L’influence allemande au Sénégal : ici, à Dakar, pendant la grande rencontre RFI- Mondoblog qui réunit 51 blogueurs francophones, bien de mes petits camarades ont ri au nez de mon sujet. Certes. Et pourtant, chers amis lecteurs, vous qui êtes des fous de Berlin, et, pour les plus téméraires, de véritables amoureux de l’Allemagne, sachez que vous avez quelques copains germanophiles, ici, à Dakar. Pérégrinations teutonnes au pays de Senghor

Ma première étape sur la route du Sénégal germanophile commence à la célèbre Université Cheikh Anta Diop, au Département langues et civilisations germaniques. Omar, 25 ans et en deuxième année d’allemand, accepte de répondre à mes naïves questions. S’il apprend l’allemand, dit-il, c’est d’abord par amour de la langue, «surtout la grammaire». Un peu maso, Omar ? Peut-être, oui, comme Alima et Maïmouna, 22 ans chacune, étudiantes en première année, qui chérissent tout autant la grammaire teutonne.

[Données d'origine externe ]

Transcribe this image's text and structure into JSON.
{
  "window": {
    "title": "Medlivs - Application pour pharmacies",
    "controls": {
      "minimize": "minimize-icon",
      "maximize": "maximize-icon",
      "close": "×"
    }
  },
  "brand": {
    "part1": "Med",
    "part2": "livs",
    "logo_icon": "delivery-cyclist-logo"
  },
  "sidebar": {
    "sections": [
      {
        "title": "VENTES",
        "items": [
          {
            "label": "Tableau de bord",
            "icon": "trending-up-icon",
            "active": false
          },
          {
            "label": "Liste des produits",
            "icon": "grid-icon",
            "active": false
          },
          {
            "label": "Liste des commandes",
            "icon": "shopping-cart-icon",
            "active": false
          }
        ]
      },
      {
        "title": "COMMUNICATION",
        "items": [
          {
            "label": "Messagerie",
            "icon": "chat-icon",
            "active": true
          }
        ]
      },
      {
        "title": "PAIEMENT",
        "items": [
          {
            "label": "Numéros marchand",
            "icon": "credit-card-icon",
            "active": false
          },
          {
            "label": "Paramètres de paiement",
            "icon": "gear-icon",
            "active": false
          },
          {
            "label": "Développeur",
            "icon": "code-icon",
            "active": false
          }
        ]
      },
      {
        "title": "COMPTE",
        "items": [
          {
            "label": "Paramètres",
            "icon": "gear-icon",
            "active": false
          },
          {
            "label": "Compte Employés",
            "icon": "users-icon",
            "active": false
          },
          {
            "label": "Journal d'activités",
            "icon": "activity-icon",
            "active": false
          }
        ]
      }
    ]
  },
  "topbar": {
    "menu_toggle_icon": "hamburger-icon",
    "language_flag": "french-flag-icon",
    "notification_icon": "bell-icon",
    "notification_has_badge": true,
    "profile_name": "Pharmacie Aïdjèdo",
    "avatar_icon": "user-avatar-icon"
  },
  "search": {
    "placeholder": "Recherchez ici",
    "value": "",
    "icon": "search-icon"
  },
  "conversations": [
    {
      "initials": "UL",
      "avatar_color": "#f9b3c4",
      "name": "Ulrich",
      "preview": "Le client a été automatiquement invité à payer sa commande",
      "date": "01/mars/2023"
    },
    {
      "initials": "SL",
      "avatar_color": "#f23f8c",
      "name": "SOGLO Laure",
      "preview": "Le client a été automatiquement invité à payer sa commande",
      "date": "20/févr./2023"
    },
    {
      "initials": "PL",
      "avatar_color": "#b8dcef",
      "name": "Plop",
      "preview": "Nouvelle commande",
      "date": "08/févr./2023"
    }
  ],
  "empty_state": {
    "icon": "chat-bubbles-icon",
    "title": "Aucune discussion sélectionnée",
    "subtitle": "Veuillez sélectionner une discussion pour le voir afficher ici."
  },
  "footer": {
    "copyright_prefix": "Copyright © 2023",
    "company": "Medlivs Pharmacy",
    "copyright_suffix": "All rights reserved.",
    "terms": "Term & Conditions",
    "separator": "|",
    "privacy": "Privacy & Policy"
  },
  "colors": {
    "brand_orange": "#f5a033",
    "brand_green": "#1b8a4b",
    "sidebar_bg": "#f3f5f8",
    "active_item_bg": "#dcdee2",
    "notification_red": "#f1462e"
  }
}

Avec une certaine perversité, je tente d’arracher à ces jeunes germanophiles un aveu économique. Ne serait-ce pas plutôt pour aller chercher fortune au pays de Frau Merkel que ces jeunes ambitieux s’échinent à apprendre la langue de Goethe ? Eh bien non, même pas. Tous se destinent à une carrière de professeur d’allemand… au Sénégal, après une thèse qu’ils aimeraient effectuer dans une université allemande, Berlin en tête. L’apprentissage de l’allemand offre encore peu d’autres débouchés pour les étudiants, comme le souligne le jeune professeur Louis N’Dong. Comme son vénérable collègue Mamadiou Diop, qui adore Berlin et enseigne l’allemand depuis trente ans, M. N’Dong a choisi sa carrière « par amour de la langue ».

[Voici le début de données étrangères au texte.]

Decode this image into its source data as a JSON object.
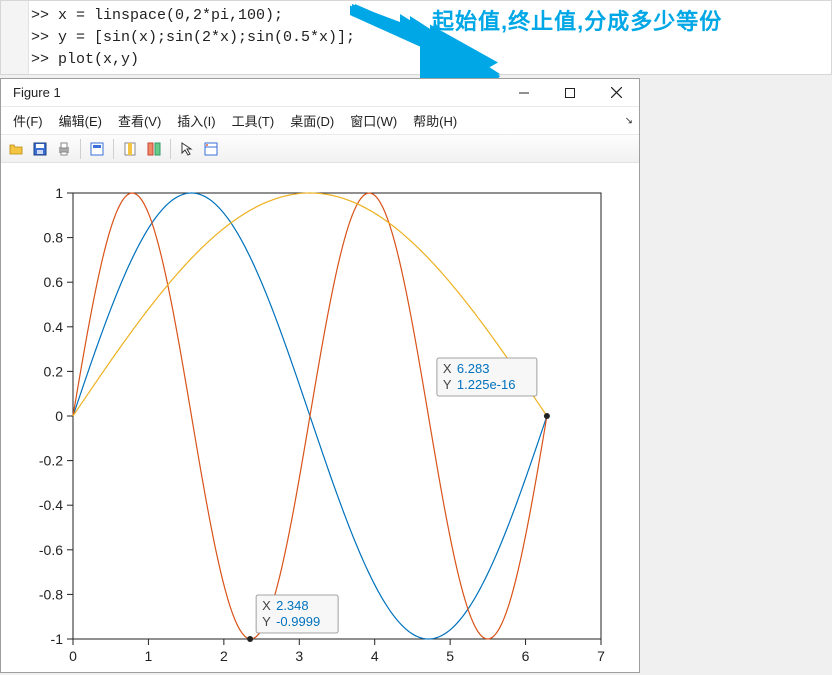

Tant de lyrisme pour la langue de la plus grande puissance économique européenne ! J’ai eu envie de creuser un peu plus l’aspect prosaïque de la présence allemande en terre sénégalaise. J’ai retrouvé Ute Bocandé, à la Fondation Konrad-Adenauer, sous l’ombre bienfaisante d’un somptueux manguier. Cette institution allemande puissante est idéologiquement rattachée à la CDU et se présente comme un outil de formation politique dans les nombreux pays du monde dans lesquelles elle est implantée. Formation des élus locaux, promotion de l’économie sociale de marché, soutien à la formation des journalistes, aux groupes de femmes… La KAS, comme on l’appelle gentiment, dispense son aide là où la démocratie doit être renforcée.

Je demande à Mme Bocandé si elle estime que les Sénégalais sont attirés par l’Allemagne. «Oh oui, bien sûr ! Tout d’abord, il y a le football, les matchs sont retransmis », répond-elle dans un éclat de rire. « Mais ce sont aussi les bonnes performances économiques de l’Allemagne malgré la crise de l’euro, et le fait que ce soit un pays de liberté, où l’expression démocratique est bien ancrée, un pays où il fait bon vivre ». Pourtant, Mme Bocandé ne croit pas à une future vague d’immigration sénégalaise vers l’Allemagne. « La langue est un obstacle ».

L’intérêt grandissant des Sénégalais pour le deutsch encore si méprisé de bien des expats français fait que les classes de l’Institut Goethe, à Dakar, croulent sous les demandes d’inscription. D’ailleurs, on ne fait pas qu’apprendre l’allemand au Goethe – c’est un peu un des seuls endroits de Dakar où l’on peut échapper à la pollution, au bruit et au harcèlement marchand.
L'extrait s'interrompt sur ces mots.